Belum lagi, kata dia, konstelasi koalisi besar saat ini juga jauh dari harapan.
"Tapi hampir nggak ada sikap kritis parlemen di periode terakhir ini. Dan apa yang bisa kita harapkan dengan kondisi seperti itu ya. Isunya tidak menarik, insentif seperti tidak ada, insentif dalam arti insentif politik, kalau kita debat ini, kita majukan ini, kita tentang pemerintah kita dapat," kata Partogi.
"Kalau bisa dibilang oposisi, oposisi kecil dari Demokrat atau PKS, ya belakangan hari ini ya hampir nggak ada ya," sambung dia.
Untuk memperkuat kontrol demokrasi sipil oleh parlemen, ia menyarankan koalisi masyarakat sipil.
Menurutnya, koalisi masyarakat sipil perlu proaktif mengawal hal tersebut.
"Di luar itu butuh inisiatif, kegiatan pro aktif dari teman-teman dari koalisi masyarakat sipil, apa semangat mereka masih sama dengan dulu.
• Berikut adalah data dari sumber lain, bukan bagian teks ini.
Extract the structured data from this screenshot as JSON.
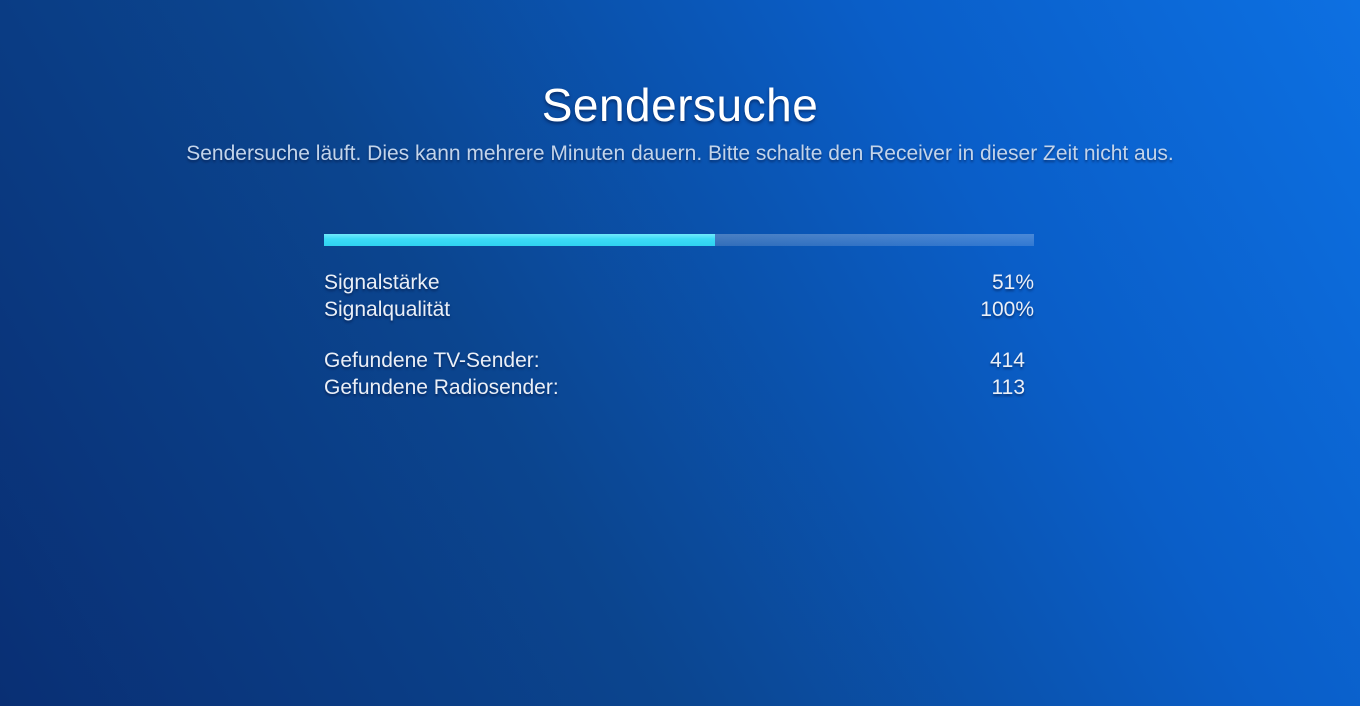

Sekarang mungkin agak menurun karena kondisi dunia kita tahu resesi, perang, sehingga negara-negara maju kurang memberi perhatian dia anggap Indonesia sudah selesai," kata Partogi.
"Ini salah. Keliru, bahwa Indonesia sudah selesai dengan reformasi sektor keamanan. Dia sudah akan memiliki konsolidasi. Konsolidasi yang mana? Itu yang saya tanya. Justru dengan direvisi ini, dia mengalami kemunduran yang hebat. Jangan-jangan nanti ya, kalau dia sudah masuk ranah politik ya sudah sama dengan semuanya secara total," sambung dia.
Partogi juga menyoroti sejumlah usulan perubahan pasal dalam materi presentasi Babinkum TNI yang beredar beberapa waktu lalu.
Sejumlah usulan pasal tersebut di antaranya adalah terkait kebujakan anggaran, penempatan perwira aktif di kementerian/lembaga sipil di luar yang sudah ditetapkan UU TNI saat ini, dan perluasan kewenangan penegakan hukum.
"Kalau dilihat draf yang mau direvisi, lebih dari satu itu, banyak. Dan kelihatan dari situ yang digugat itu sebetulnya supremasi sipil," kata dia.